Dia menjelaskan, dalam gejala masih tergolong kondisi epidemi, gejala ini akan dilindungi oleh polis asuransi. Hal ini membuat risiko penyebaran mahkota akan dilindungi oleh asuransi.

‘Polis asuransi ada beberapa pengecualian, termasuk force majeure, seperti perang [atau epidemi],’ katanya.

Sebelumnya, Presiden Joko Widodo atau Jokowi menegaskan bahwa dua warga negara Indonesia yang telah diuji positif untuk virus corona. Kedua adalah perempuan berusia 64 dan anak perempuan berusia 31.
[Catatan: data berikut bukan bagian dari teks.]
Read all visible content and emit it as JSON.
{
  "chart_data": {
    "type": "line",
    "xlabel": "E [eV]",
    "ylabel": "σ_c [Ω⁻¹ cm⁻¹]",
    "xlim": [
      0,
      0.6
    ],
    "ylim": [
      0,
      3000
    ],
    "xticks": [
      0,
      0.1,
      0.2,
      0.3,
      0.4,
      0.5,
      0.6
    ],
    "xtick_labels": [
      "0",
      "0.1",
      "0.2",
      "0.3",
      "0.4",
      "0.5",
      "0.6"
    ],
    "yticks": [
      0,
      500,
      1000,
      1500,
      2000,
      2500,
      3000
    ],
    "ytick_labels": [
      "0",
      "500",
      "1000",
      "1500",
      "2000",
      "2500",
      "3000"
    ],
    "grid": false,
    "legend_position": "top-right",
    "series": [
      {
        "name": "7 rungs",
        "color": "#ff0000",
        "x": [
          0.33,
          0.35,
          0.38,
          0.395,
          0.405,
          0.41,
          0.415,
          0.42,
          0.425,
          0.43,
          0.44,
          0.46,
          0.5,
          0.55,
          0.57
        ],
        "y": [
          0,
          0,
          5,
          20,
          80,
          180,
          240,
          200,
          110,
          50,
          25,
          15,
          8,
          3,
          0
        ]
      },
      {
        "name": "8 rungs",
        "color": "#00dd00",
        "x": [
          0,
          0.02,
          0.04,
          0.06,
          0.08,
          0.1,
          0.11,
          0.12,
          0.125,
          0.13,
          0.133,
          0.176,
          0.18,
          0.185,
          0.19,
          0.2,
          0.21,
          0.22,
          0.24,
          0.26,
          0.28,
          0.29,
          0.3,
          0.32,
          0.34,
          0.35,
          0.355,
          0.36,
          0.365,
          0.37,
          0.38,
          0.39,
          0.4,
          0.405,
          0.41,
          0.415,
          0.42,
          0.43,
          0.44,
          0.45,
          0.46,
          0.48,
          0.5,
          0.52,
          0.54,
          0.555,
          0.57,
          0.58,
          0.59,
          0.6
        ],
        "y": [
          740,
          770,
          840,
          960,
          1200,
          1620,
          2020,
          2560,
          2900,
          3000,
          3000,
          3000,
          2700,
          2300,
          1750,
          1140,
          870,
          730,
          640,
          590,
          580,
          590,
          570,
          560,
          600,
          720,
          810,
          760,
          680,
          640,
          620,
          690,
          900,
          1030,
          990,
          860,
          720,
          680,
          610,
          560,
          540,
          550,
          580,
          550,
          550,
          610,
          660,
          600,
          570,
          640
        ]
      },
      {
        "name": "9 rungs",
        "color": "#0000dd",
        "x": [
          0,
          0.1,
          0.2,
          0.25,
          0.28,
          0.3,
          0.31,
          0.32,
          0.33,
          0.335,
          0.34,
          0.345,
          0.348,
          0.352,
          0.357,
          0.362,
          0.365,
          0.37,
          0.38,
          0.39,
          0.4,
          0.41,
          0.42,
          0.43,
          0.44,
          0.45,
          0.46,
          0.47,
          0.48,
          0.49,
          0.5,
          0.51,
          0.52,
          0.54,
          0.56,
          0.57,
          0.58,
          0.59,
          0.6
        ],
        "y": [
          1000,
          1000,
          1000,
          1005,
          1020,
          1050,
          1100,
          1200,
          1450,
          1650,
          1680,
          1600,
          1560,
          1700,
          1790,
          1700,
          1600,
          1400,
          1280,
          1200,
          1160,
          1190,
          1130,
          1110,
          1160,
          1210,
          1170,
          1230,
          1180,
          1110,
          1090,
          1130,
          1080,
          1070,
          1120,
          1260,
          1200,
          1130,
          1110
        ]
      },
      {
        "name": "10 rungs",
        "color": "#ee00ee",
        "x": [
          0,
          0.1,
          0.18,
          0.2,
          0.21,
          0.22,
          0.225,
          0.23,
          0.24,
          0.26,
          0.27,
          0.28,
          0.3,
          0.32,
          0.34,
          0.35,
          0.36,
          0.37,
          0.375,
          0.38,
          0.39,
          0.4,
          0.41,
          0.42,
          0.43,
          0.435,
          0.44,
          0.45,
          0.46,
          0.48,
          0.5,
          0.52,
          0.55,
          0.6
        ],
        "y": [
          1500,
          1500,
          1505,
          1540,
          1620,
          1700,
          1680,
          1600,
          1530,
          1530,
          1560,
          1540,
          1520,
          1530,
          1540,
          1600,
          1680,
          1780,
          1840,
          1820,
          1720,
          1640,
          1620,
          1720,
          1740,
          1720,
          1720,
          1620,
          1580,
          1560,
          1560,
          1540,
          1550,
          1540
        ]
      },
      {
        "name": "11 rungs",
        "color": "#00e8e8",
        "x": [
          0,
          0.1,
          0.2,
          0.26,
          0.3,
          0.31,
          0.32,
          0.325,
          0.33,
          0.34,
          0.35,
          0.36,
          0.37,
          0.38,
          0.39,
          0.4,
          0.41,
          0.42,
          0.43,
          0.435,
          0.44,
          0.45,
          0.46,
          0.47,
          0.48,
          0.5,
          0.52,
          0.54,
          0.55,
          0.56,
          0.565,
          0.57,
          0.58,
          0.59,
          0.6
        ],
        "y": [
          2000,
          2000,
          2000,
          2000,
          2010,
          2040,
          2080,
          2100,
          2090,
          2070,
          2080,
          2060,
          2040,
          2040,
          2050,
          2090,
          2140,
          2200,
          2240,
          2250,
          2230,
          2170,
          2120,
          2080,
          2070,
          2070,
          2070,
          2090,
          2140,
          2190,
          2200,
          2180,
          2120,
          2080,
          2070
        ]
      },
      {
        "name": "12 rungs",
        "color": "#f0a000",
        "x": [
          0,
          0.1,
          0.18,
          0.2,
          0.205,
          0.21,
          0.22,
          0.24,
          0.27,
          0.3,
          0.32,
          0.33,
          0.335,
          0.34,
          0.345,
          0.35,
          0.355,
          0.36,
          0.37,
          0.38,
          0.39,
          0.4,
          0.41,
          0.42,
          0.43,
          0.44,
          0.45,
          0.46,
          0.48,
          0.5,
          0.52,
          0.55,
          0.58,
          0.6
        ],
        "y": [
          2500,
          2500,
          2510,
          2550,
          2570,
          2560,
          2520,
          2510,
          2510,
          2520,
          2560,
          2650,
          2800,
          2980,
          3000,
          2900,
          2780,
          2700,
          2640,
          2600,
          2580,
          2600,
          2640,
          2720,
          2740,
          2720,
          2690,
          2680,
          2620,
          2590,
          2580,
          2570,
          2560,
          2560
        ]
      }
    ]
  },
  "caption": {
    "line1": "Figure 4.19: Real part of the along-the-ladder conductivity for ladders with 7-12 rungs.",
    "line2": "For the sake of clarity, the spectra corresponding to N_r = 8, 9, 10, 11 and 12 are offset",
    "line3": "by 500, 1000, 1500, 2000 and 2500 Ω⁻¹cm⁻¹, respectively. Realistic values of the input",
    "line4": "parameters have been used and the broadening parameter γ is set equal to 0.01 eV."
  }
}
‘Tapi saya harus mengatakan bahwa sejak awal pemerintah benar-benar siap. Rumah Sakit Persiapan untuk 100 dengan ruang isolasi dengan standar yang baik isolasi ‘kata Jokowi di Jakarta.

Jokowi memastikan dua pasien yang dinyatakan positif virus corona sekarang dirawat di rumah sakit dalam keamanan intensif.

Sehubungan dengan pencegahan Jokowi pastikan telah menjaga Indonesia 135 entri untuk tanah dan udara. Pemerintah untuk memastikan detektor sesuai dengan protokol dari Organisasi Kesehatan Dunia (WHO).